After a final breakfast with views of the mist rising through Bwindi's ancient canopy, the morning is spent at a nearby Bakiga community village — a warm and genuine cultural immersion with the highland people who have farmed the steep hillsides surrounding Bwindi for generations. Watch women demonstrate the intricate art of traditional basket weaving using papyrus reeds, observe the brewing of omuramba (local banana beer), and witness the energetic Ekizino dance performed in colourful traditional dress, with all entry fees remaining entirely within the community; this is also your best opportunity to purchase handcrafted baskets, beadwork, and woven items directly from the artisans.
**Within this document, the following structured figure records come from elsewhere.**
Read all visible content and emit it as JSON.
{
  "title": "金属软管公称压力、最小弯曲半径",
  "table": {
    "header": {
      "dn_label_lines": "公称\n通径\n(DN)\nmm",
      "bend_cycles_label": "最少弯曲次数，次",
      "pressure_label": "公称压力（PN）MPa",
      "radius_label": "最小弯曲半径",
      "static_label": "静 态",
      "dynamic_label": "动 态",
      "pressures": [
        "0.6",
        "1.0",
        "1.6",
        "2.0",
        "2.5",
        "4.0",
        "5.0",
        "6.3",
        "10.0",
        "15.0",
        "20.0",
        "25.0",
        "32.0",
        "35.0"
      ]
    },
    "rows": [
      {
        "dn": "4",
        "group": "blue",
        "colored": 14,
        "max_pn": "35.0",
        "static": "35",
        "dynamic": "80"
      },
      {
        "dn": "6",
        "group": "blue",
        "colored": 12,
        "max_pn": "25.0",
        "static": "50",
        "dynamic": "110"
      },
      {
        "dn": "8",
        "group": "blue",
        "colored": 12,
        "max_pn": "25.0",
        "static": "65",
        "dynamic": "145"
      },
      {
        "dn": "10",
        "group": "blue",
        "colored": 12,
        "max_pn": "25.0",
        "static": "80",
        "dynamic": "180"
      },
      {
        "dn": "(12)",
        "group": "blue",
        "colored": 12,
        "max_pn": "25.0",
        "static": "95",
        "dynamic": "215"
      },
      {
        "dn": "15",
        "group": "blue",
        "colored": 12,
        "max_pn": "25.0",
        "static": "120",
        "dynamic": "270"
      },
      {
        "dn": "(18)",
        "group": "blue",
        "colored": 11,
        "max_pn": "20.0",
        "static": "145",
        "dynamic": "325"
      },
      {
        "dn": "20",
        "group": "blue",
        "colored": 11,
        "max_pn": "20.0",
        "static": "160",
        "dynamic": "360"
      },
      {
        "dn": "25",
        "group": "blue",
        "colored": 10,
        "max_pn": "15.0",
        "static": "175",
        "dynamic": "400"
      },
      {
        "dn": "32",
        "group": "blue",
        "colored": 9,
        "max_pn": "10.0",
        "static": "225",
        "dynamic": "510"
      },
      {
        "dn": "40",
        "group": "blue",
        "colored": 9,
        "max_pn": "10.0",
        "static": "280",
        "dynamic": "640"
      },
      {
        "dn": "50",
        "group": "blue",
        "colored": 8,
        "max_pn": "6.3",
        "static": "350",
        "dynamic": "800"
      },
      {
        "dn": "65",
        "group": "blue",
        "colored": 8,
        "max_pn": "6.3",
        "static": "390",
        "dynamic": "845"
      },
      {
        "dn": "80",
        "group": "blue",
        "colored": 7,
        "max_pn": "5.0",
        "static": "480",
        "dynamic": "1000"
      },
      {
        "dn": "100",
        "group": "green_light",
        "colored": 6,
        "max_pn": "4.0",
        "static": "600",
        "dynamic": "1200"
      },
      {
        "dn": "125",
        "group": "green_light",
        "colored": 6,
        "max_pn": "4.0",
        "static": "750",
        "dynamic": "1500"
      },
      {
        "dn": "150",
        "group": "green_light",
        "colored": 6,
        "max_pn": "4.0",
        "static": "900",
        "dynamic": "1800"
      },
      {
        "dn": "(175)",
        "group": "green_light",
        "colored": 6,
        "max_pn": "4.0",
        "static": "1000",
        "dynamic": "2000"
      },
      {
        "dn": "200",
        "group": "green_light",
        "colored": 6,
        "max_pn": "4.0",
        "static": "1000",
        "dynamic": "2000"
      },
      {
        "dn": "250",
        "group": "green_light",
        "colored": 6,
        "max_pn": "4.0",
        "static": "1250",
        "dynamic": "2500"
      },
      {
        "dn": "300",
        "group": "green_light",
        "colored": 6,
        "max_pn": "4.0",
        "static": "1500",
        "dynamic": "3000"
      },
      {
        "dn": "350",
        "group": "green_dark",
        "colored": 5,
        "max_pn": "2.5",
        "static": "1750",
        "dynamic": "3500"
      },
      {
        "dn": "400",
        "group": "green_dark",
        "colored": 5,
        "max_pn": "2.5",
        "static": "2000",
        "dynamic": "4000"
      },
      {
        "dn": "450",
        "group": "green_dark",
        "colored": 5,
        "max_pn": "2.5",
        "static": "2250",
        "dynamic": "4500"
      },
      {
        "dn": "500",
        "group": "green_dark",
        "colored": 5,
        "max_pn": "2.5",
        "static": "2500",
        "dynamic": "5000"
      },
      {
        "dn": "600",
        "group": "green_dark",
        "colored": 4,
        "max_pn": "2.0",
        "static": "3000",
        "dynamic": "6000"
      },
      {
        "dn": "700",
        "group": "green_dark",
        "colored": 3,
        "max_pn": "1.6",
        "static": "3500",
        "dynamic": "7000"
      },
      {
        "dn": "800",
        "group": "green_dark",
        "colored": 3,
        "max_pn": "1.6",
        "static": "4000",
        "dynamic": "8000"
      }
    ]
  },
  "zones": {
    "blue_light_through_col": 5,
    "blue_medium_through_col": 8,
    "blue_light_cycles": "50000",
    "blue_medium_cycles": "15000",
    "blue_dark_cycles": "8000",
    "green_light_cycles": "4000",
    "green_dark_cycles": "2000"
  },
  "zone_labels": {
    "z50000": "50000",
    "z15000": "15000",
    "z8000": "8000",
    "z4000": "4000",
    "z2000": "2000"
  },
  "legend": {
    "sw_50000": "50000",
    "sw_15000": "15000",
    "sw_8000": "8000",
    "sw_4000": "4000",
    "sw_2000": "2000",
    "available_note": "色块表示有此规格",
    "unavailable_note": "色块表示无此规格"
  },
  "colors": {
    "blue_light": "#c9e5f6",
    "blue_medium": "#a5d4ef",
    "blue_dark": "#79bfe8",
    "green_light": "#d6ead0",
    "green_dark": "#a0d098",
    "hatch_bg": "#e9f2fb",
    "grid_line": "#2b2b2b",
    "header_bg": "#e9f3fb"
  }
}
After checkout, you board the vehicle for the long but beautiful return drive north through the terraced Kigezi highlands, stopping for lunch en route in Mbarara, before the road levels onto Uganda's central plateau and the familiar outskirts of Kampala begin to appear. Your Sankofa Africa Safaris guide delivers you to your Kampala hotel or Entebbe International Airport in the early evening, and the safari ends here — two of the world's most extraordinary primate encounters, two different forest ecosystems, the spectacle of the Albertine Rift, and a full picture of Uganda's natural and cultural richness, all packed into five remarkable days.